“Long live King Cadmus,” they cried, “in his beautiful palace.”
And the new king, with his five faithful followers at his heels, shouldering their pickaxes and marching in a rank (for they still had a soldier-like sort of behaviour, as their nature was), ascended the palace steps. Halting at the entrance, they gazed through a long vista of lofty pillars that were ranged from end to end of a great hall. At the farther extremity of this hall, approaching slowly toward him, Cadmus beheld a female figure, wonderfully beautiful, and adorned with a royal robe, and a crown of diamonds over her golden ringlets, and the richest necklace that ever a queen wore. His heart thrilled with delight. He fancied it his long-lost sister Europa, now grown to womanhood, coming to make him happy, and to repay him, with her sweet sisterly affection, for all those weary wanderings in quest of her since he left King Agenor’s palace—for the tears that he had shed, on parting with Phoenix, and Cilix, and Thasus—for the heart-breakings that had made the whole world seem dismal to him over his dear mother’s grave.
But, as Cadmus advanced to meet the beautiful stranger, he saw that her features were unknown to him, although, in the little time that it required to tread along the hall, he had already felt a sympathy betwixt himself and her.
“No, Cadmus,” said the same voice that had spoken to him in the field of the armed men, “this is not that dear sister Europa whom you have sought so faithfully all over the wide world. This is Harmonia, a daughter of the sky, who is given you instead of sister, and brothers, and friend, and mother. You will find all those dear ones in her alone.”

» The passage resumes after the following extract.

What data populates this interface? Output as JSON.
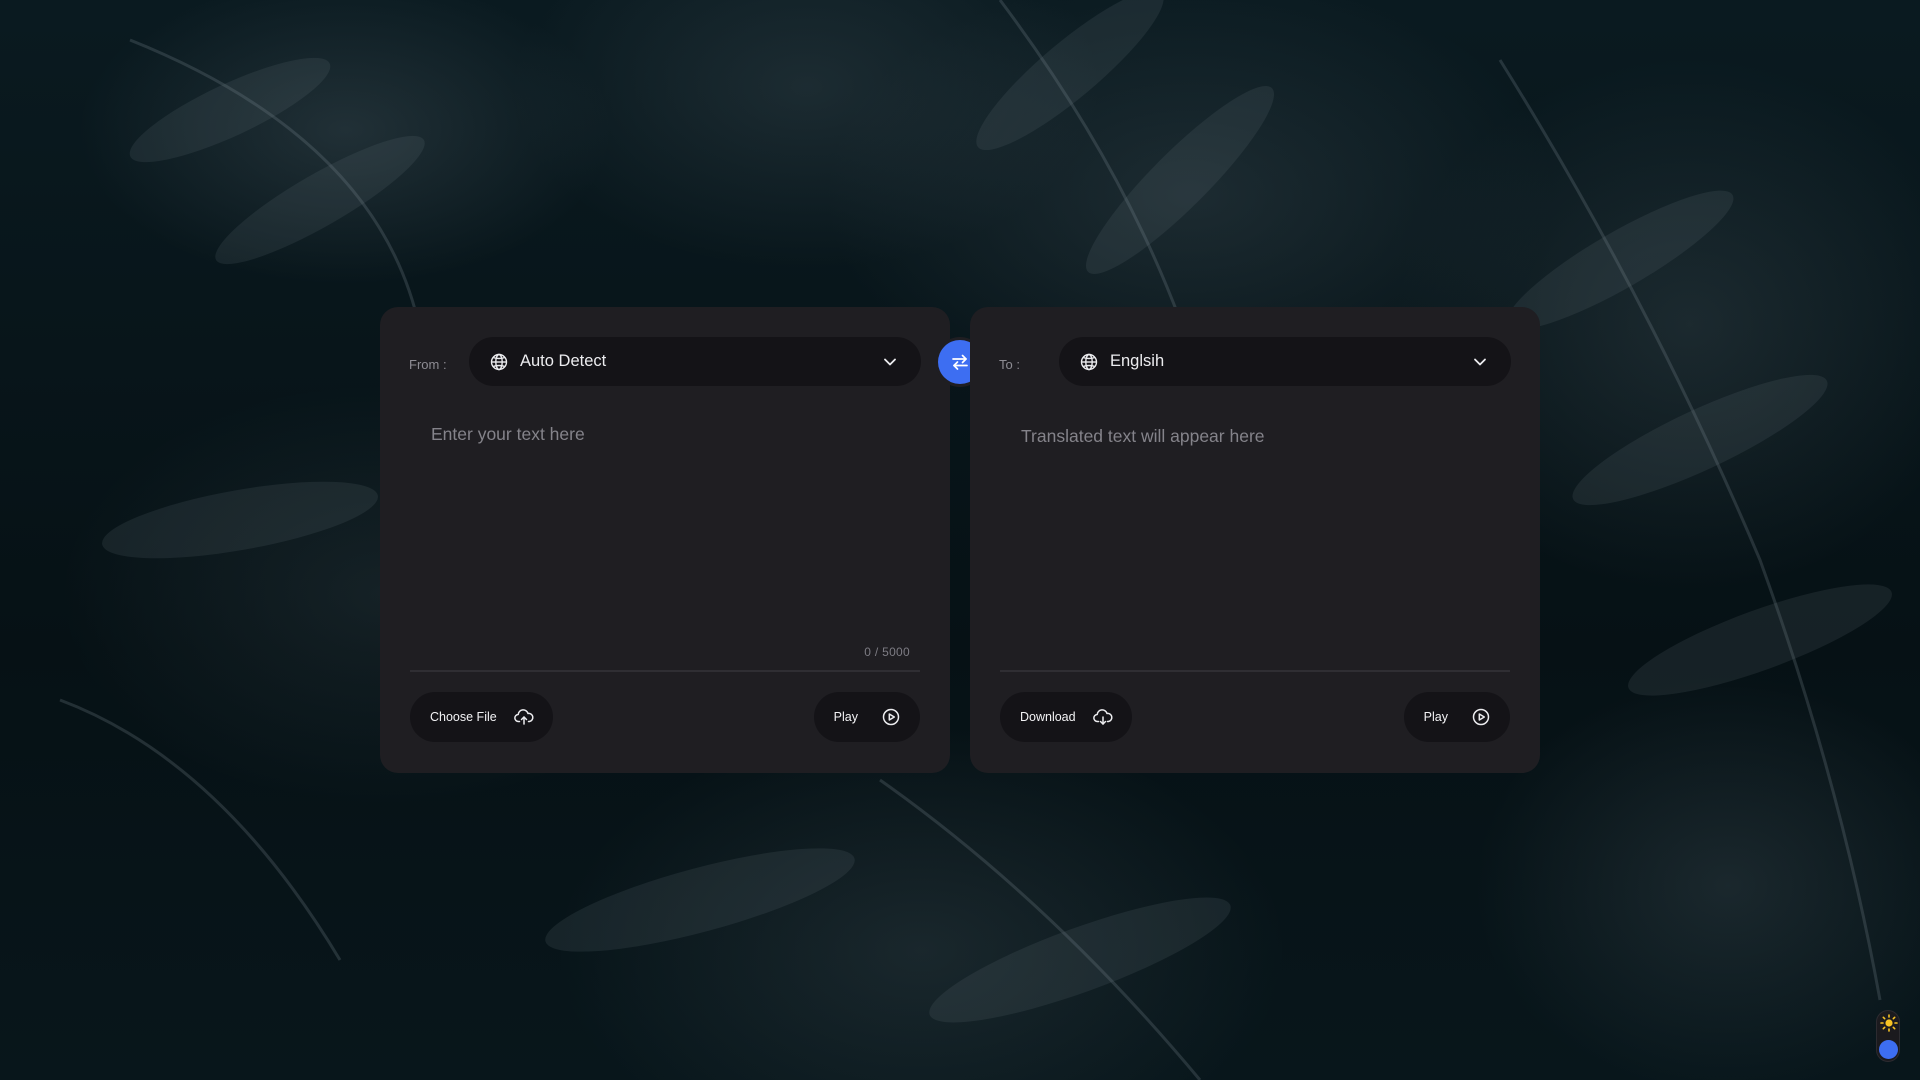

So King Cadmus dwelt in the palace, with his new friend Harmonia, and found a great deal of comfort in his magnificent abode, but would doubtless have found as much, if not more, in the humblest cottage by the wayside. Before many years went by, there was a group of rosy little children (but how they came thither has always been a mystery to me) sporting in the great hall, and on the marble steps of the palace, and running joyfully to meet King Cadmus when affairs of state left him at leisure to play with them. They called him father, and Queen Harmonia mother. The five old soldiers of the dragon’s teeth grew very fond of these small urchins, and were never weary of showing them how to shoulder sticks, flourish wooden swords, and march in military order, blowing a penny trumpet, or beating an abominable rub-a-dub upon a little drum.
But King Cadmus, lest there should be too much of the dragon’s tooth in his children’s disposition, used to find time from his kingly duties to teach them their A B C—which he invented for their benefit, and for which many little people, I am afraid, are not half so grateful to him as they ought to be.